Amartya Sen, born in Bengal in 1933, is a leading figure in the field of development economics. In a seminal book in 1981, he challenged the view that famines were necessarily caused by shortages of food, arguing instead that social and economic factors were often to blame. The 1974 famine in Bangladesh, for example, was partly due to sharp declines in agricultural incomes following severe flooding, according to Professor Sen.

Making the award, the Royal Swedish Academy of Sciences said Professor Sen had made "key contributions to the research on fundamental problems of welfare economics". As well as noting Professor Sen's research into famine, the academy referred to his work on measuring poverty and inequality.

Atal Bihari Vajpayee, the Indian Prime Minister, told Professor Sen the country was proud of his achievement. Manmohan Singh, the former Indian finance minister, said the professor's "great contributions in economic theories in philosophy" had had a substantial impact on government policy".

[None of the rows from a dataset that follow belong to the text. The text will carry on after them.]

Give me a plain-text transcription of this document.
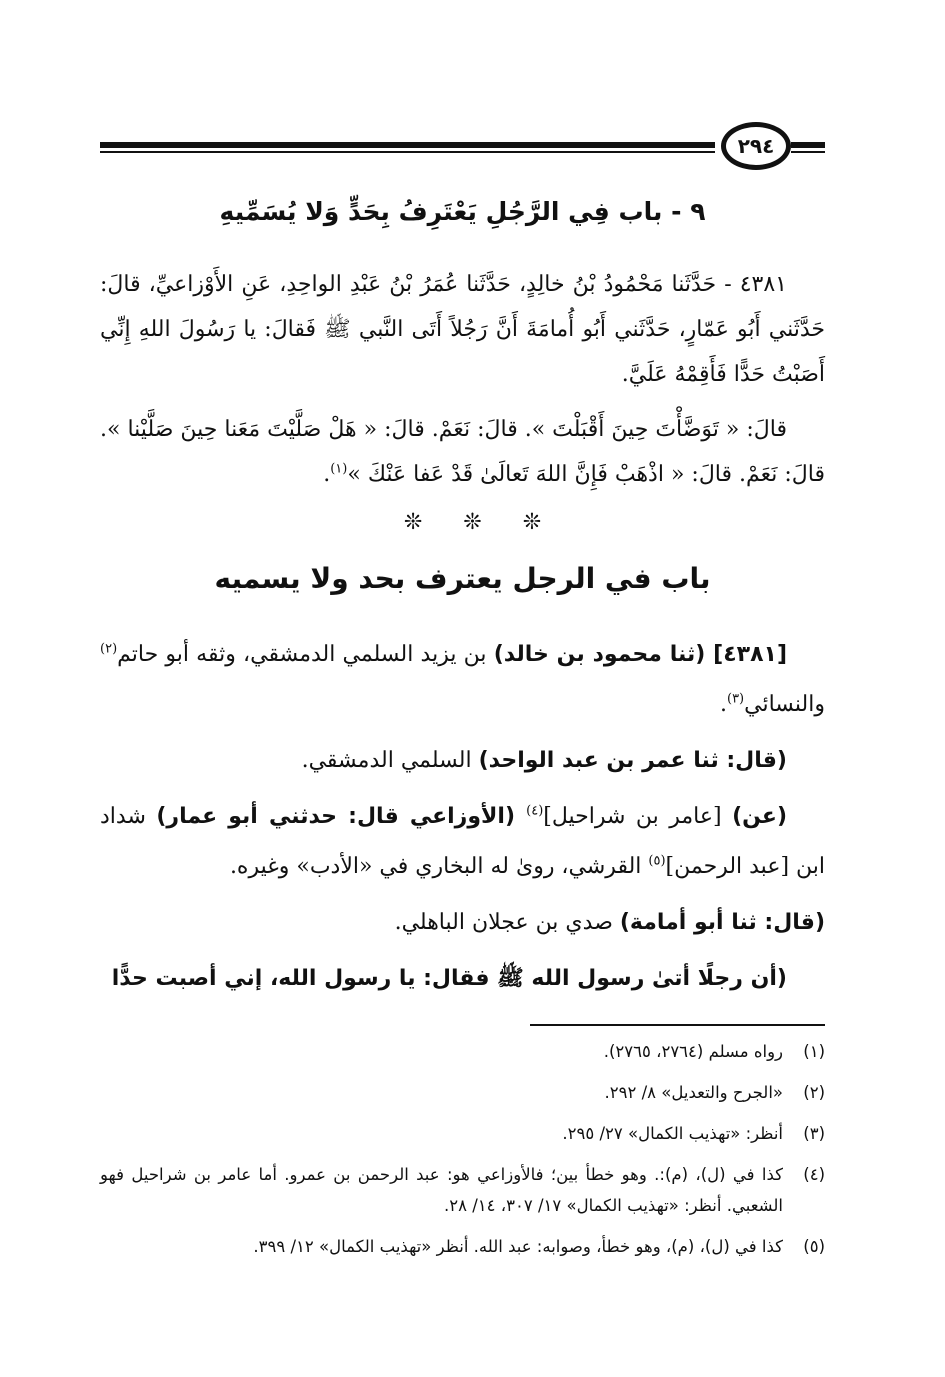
٢٩٤
٩ - باب فِي الرَّجُلِ يَعْتَرِفُ بِحَدٍّ وَلا يُسَمِّيهِ

٤٣٨١ - حَدَّثَنا مَحْمُودُ بْنُ خالِدٍ، حَدَّثَنا عُمَرُ بْنُ عَبْدِ الواحِدِ، عَنِ الأَوْزاعيِّ، قالَ: حَدَّثَني أَبُو عَمّارٍ، حَدَّثَني أَبُو أُمامَةَ أَنَّ رَجُلاً أَتَى النَّبي ﷺ فَقالَ: يا رَسُولَ اللهِ إِنِّي أَصَبْتُ حَدًّا فَأَقِمْهُ عَلَيَّ.

قالَ: « تَوَضَّأْتَ حِينَ أَقْبَلْتَ ». قالَ: نَعَمْ. قالَ: « هَلْ صَلَّيْتَ مَعَنا حِينَ صَلَّيْنا ». قالَ: نَعَمْ. قالَ: « اذْهَبْ فَإِنَّ اللهَ تَعالَىٰ قَدْ عَفا عَنْكَ »$^{(١)}$.

❊ ❊ ❊
باب في الرجل يعترف بحد ولا يسميه

[٤٣٨١] (ثنا محمود بن خالد) بن يزيد السلمي الدمشقي، وثقه أبو حاتم$^{(٢)}$ والنسائي$^{(٣)}$.

(قال: ثنا عمر بن عبد الواحد) السلمي الدمشقي.

(عن) [عامر بن شراحيل]$^{(٤)}$ (الأوزاعي قال: حدثني أبو عمار) شداد ابن [عبد الرحمن]$^{(٥)}$ القرشي، روىٰ له البخاري في «الأدب» وغيره.

(قال: ثنا أبو أمامة) صدي بن عجلان الباهلي.

(أن رجلًا أتىٰ رسول الله ﷺ فقال: يا رسول الله، إني أصبت حدًّا

(١)
رواه مسلم (٢٧٦٤، ٢٧٦٥).
(٢)
«الجرح والتعديل» ٨/ ٢٩٢.
(٣)
أنظر: «تهذيب الكمال» ٢٧/ ٢٩٥.
(٤)
كذا في (ل)، (م):. وهو خطأ بين؛ فالأوزاعي هو: عبد الرحمن بن عمرو. أما عامر بن شراحيل فهو الشعبي. أنظر: «تهذيب الكمال» ١٧/ ٣٠٧، ١٤/ ٢٨.
(٥)
كذا في (ل)، (م)، وهو خطأ، وصوابه: عبد الله. أنظر «تهذيب الكمال» ١٢/ ٣٩٩.
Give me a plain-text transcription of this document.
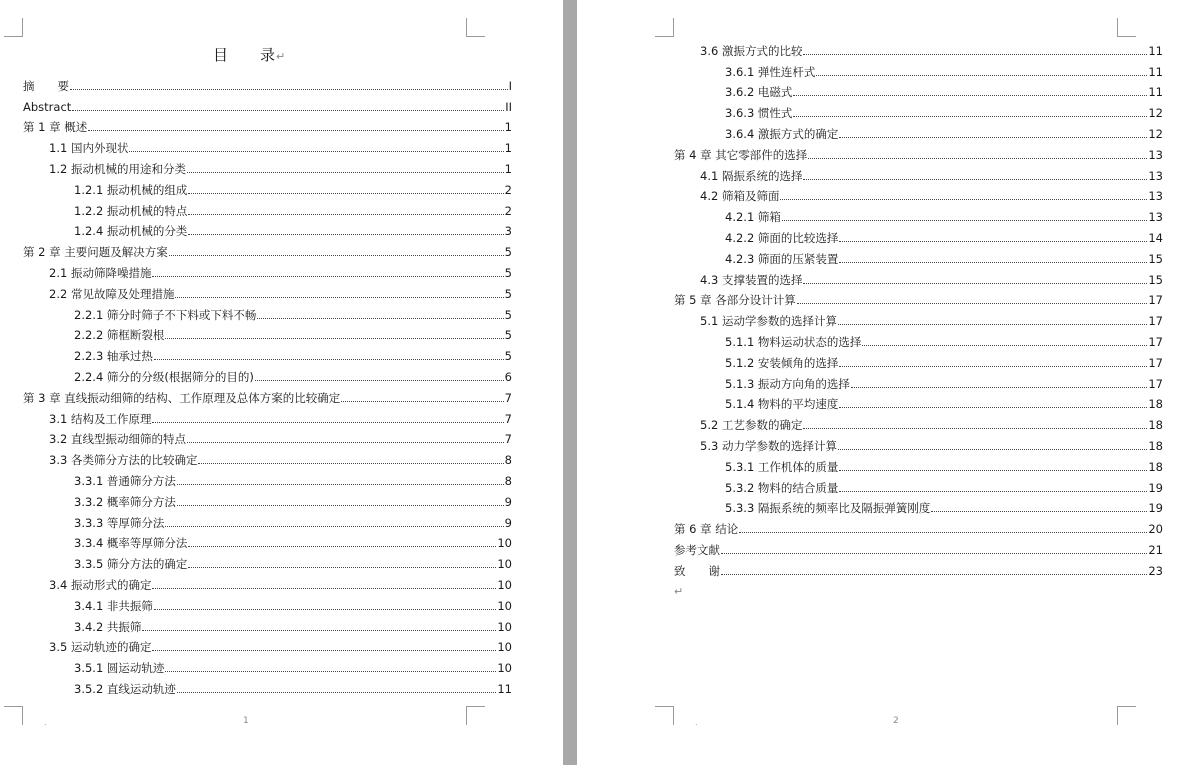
目 录↵
摘　　要	I
Abstract	II
第 1 章 概述	1
1.1 国内外现状	1
1.2 振动机械的用途和分类	1
1.2.1 振动机械的组成	2
1.2.2 振动机械的特点	2
1.2.4 振动机械的分类	3
第 2 章 主要问题及解决方案	5
2.1 振动筛降噪措施	5
2.2 常见故障及处理措施	5
2.2.1 筛分时筛子不下料或下料不畅	5
2.2.2 筛框断裂根	5
2.2.3 轴承过热	5
2.2.4 筛分的分级(根据筛分的目的)	6
第 3 章 直线振动细筛的结构、工作原理及总体方案的比较确定	7
3.1 结构及工作原理	7
3.2 直线型振动细筛的特点	7
3.3 各类筛分方法的比较确定	8
3.3.1 普通筛分方法	8
3.3.2 概率筛分方法	9
3.3.3 等厚筛分法	9
3.3.4 概率等厚筛分法	10
3.3.5 筛分方法的确定	10
3.4 振动形式的确定	10
3.4.1 非共振筛	10
3.4.2 共振筛	10
3.5 运动轨迹的确定	10
3.5.1 圆运动轨迹	10
3.5.2 直线运动轨迹	11
.	1
3.6 激振方式的比较	11
3.6.1 弹性连杆式	11
3.6.2 电磁式	11
3.6.3 惯性式	12
3.6.4 激振方式的确定	12
第 4 章 其它零部件的选择	13
4.1 隔振系统的选择	13
4.2 筛箱及筛面	13
4.2.1 筛箱	13
4.2.2 筛面的比较选择	14
4.2.3 筛面的压紧装置	15
4.3 支撑装置的选择	15
第 5 章 各部分设计计算	17
5.1 运动学参数的选择计算	17
5.1.1 物料运动状态的选择	17
5.1.2 安装倾角的选择	17
5.1.3 振动方向角的选择	17
5.1.4 物料的平均速度	18
5.2 工艺参数的确定	18
5.3 动力学参数的选择计算	18
5.3.1 工作机体的质量	18
5.3.2 物料的结合质量	19
5.3.3 隔振系统的频率比及隔振弹簧刚度	19
第 6 章 结论	20
参考文献	21
致　　谢	23
↵
.	2
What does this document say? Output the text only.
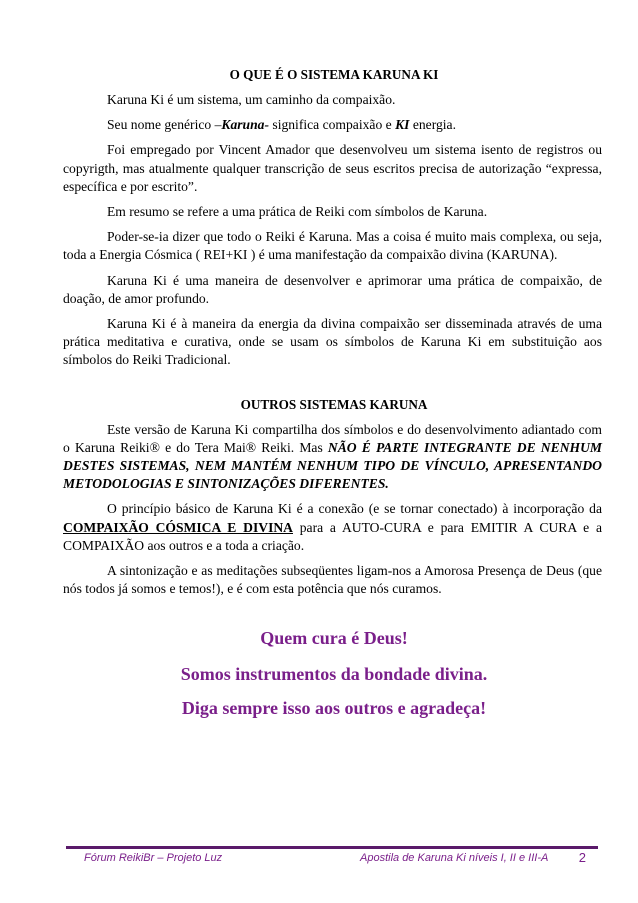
O QUE É O SISTEMA KARUNA KI

Karuna Ki é um sistema, um caminho da compaixão.

Seu nome genérico –Karuna- significa compaixão e KI energia.

Foi empregado por Vincent Amador que desenvolveu um sistema isento de registros ou copyrigth, mas atualmente qualquer transcrição de seus escritos precisa de autorização “expressa, específica e por escrito”.

Em resumo se refere a uma prática de Reiki com símbolos de Karuna.

Poder-se-ia dizer que todo o Reiki é Karuna. Mas a coisa é muito mais complexa, ou seja, toda a Energia Cósmica ( REI+KI ) é uma manifestação da compaixão divina (KARUNA).

Karuna Ki é uma maneira de desenvolver e aprimorar uma prática de compaixão, de doação, de amor profundo.

Karuna Ki é à maneira da energia da divina compaixão ser disseminada através de uma prática meditativa e curativa, onde se usam os símbolos de Karuna Ki em substituição aos símbolos do Reiki Tradicional.

OUTROS SISTEMAS KARUNA

Este versão de Karuna Ki compartilha dos símbolos e do desenvolvimento adiantado com o Karuna Reiki® e do Tera Mai® Reiki. Mas NÃO É PARTE INTEGRANTE DE NENHUM DESTES SISTEMAS, NEM MANTÉM NENHUM TIPO DE VÍNCULO, APRESENTANDO METODOLOGIAS E SINTONIZAÇÕES DIFERENTES.

O princípio básico de Karuna Ki é a conexão (e se tornar conectado) à incorporação da COMPAIXÃO CÓSMICA E DIVINA para a AUTO-CURA e para EMITIR A CURA e a COMPAIXÃO aos outros e a toda a criação.

A sintonização e as meditações subseqüentes ligam-nos a Amorosa Presença de Deus (que nós todos já somos e temos!), e é com esta potência que nós curamos.

Quem cura é Deus!
Somos instrumentos da bondade divina.
Diga sempre isso aos outros e agradeça!
Fórum ReikiBr – Projeto Luz	Apostila de Karuna Ki níveis I, II e III-A 2
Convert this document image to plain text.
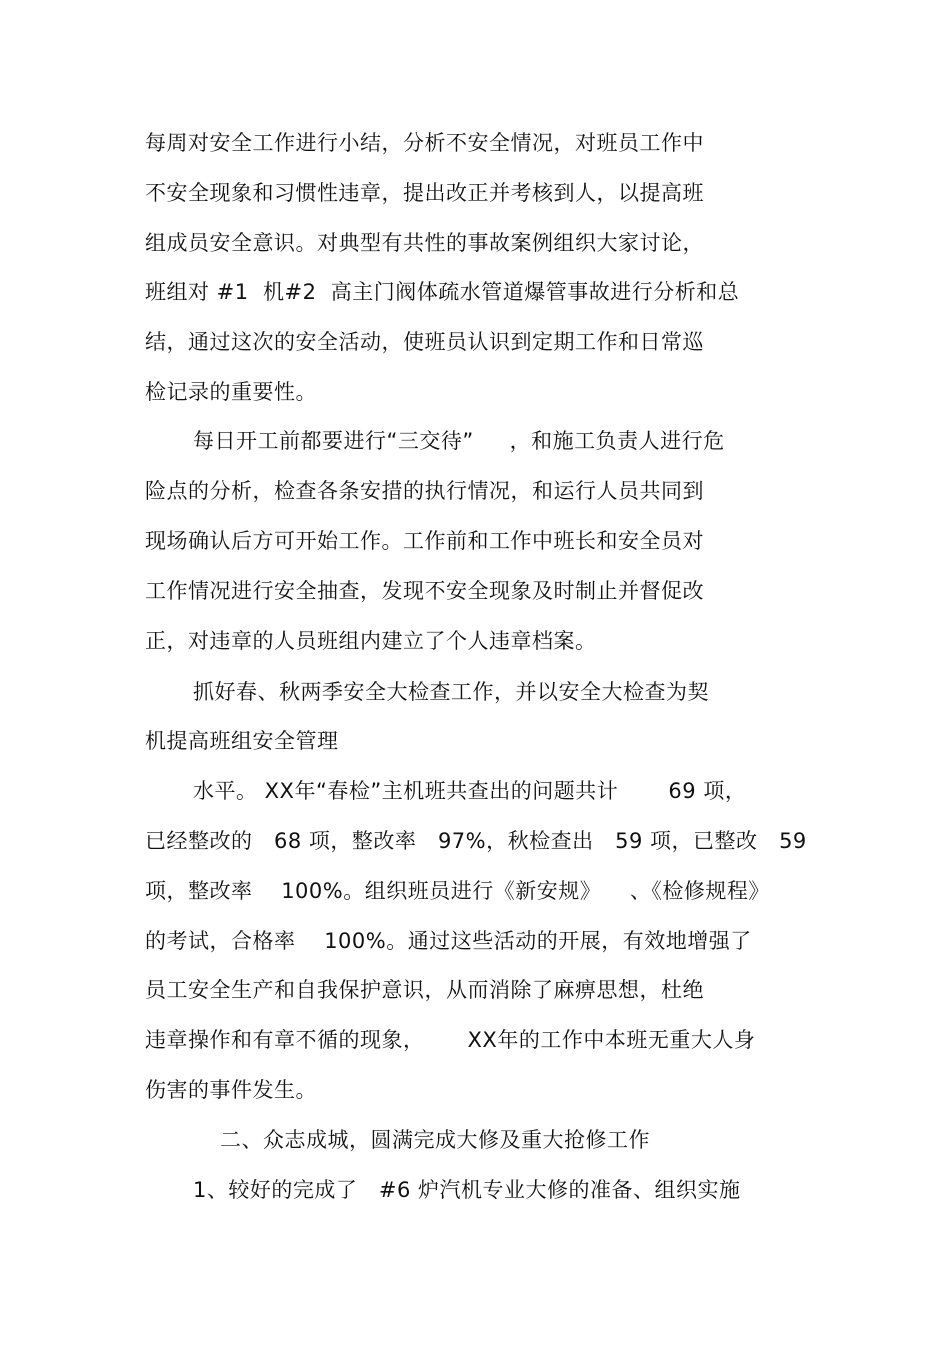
每周对安全工作进行小结，分析不安全情况，对班员工作中
不安全现象和习惯性违章，提出改正并考核到人，以提高班
组成员安全意识。对典型有共性的事故案例组织大家讨论，
班组对 #1  机#2  高主门阀体疏水管道爆管事故进行分析和总
结，通过这次的安全活动，使班员认识到定期工作和日常巡
检记录的重要性。
每日开工前都要进行“三交待”     ，和施工负责人进行危
险点的分析，检查各条安措的执行情况，和运行人员共同到
现场确认后方可开始工作。工作前和工作中班长和安全员对
工作情况进行安全抽查，发现不安全现象及时制止并督促改
正，对违章的人员班组内建立了个人违章档案。
抓好春、秋两季安全大检查工作，并以安全大检查为契
机提高班组安全管理
水平。 XX年“春检”主机班共查出的问题共计       69 项，
已经整改的   68 项，整改率   97%，秋检查出   59 项，已整改   59
项，整改率    100%。组织班员进行《新安规》    、《检修规程》
的考试，合格率    100%。通过这些活动的开展，有效地增强了
员工安全生产和自我保护意识，从而消除了麻痹思想，杜绝
违章操作和有章不循的现象，      XX年的工作中本班无重大人身
伤害的事件发生。
二、众志成城，圆满完成大修及重大抢修工作
1、较好的完成了   #6 炉汽机专业大修的准备、组织实施
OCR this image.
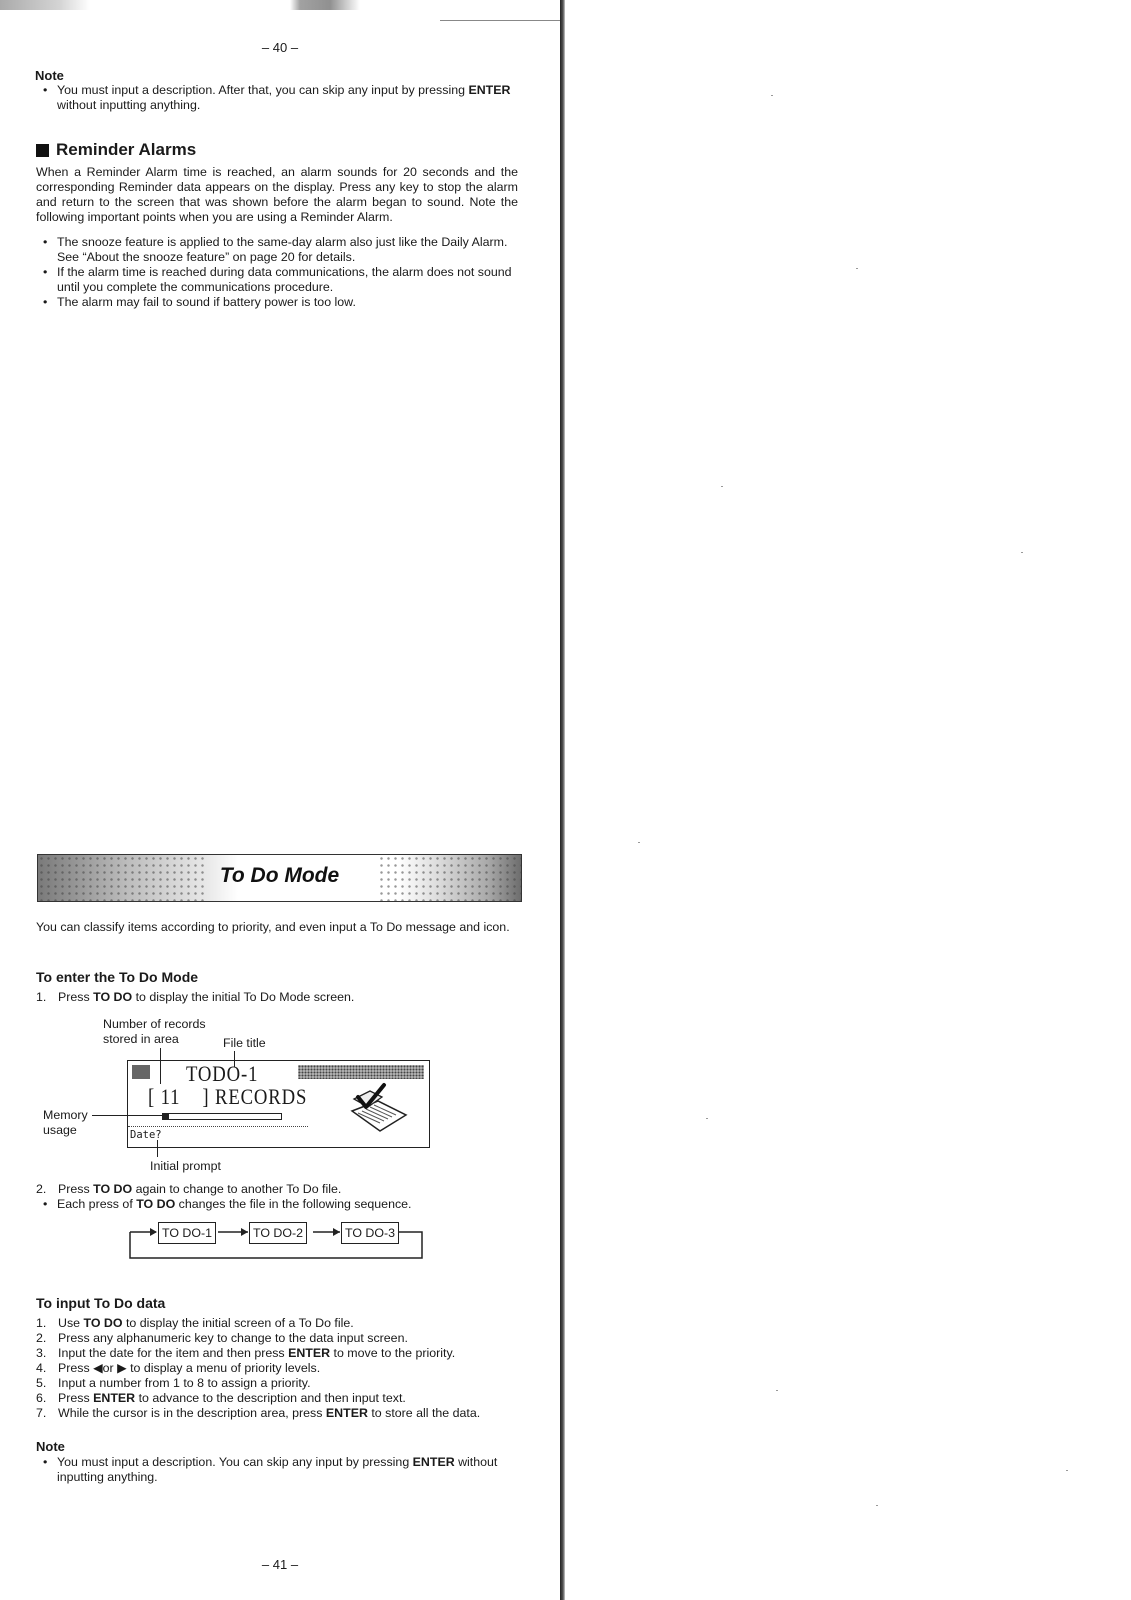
– 40 –
Note
• You must input a description. After that, you can skip any input by pressing ENTER without inputting anything.
Reminder Alarms

When a Reminder Alarm time is reached, an alarm sounds for 20 seconds and the corresponding Reminder data appears on the display. Press any key to stop the alarm and return to the screen that was shown before the alarm began to sound. Note the following important points when you are using a Reminder Alarm.

• The snooze feature is applied to the same-day alarm also just like the Daily Alarm. See “About the snooze feature” on page 20 for details.
• If the alarm time is reached during data communications, the alarm does not sound until you complete the communications procedure.
• The alarm may fail to sound if battery power is too low.
To Do Mode

You can classify items according to priority, and even input a To Do message and icon.

To enter the To Do Mode
1. Press TO DO to display the initial To Do Mode screen.
Number of records
stored in area	File title
Memory
usage
Initial prompt
TODO-1
[ 11    ] RECORDS
Date?
2. Press TO DO again to change to another To Do file.
• Each press of TO DO changes the file in the following sequence.
TO DO-1	TO DO-2	TO DO-3
To input To Do data
1. Use TO DO to display the initial screen of a To Do file.
2. Press any alphanumeric key to change to the data input screen.
3. Input the date for the item and then press ENTER to move to the priority.
4. Press ◀or ▶ to display a menu of priority levels.
5. Input a number from 1 to 8 to assign a priority.
6. Press ENTER to advance to the description and then input text.
7. While the cursor is in the description area, press ENTER to store all the data.
Note
• You must input a description. You can skip any input by pressing ENTER without inputting anything.
– 41 –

"This is something that has been long overdue," commented Dipaka Banerji, former head of economics at Calcutta's Presidency College.

Professor Sen, who was awarded a doctorate from Cambridge University in 1959, began making his name in the field of development economics from the mid 1960s.

During the 1970s, his work on poverty indices - which allow international comparisons of poverty levels - helped form the basis of modern indicators of poverty such as the United Nations' Human Development Index. Poverty could not be measured by income levels alone, Professor Sen argued. Factors such as health and education were also key.

The 1981 book Poverty and Famines: An Essay on Entitlement and Deprivation is perhaps Professor Sen's best-known work. The book contains an analysis of the causes of famines in India, Bangladesh and Africa, and concludes that famines are not necessarily caused by food shortages.

Although winning the Nobel prize - worth about pounds 600,000 - will undoubtedly boost Professor Sen's public profile, he is unlikely to achieve the notoriety as last year's winners.

Robert Merton and Myron Scholes - who were awarded the 1997 prize for work in the field of financial instruments - were partners in Long Term Capital Management (LTCM), the hedge fund that almost collapsed earlier this summer after its complex investment strategy went wrong.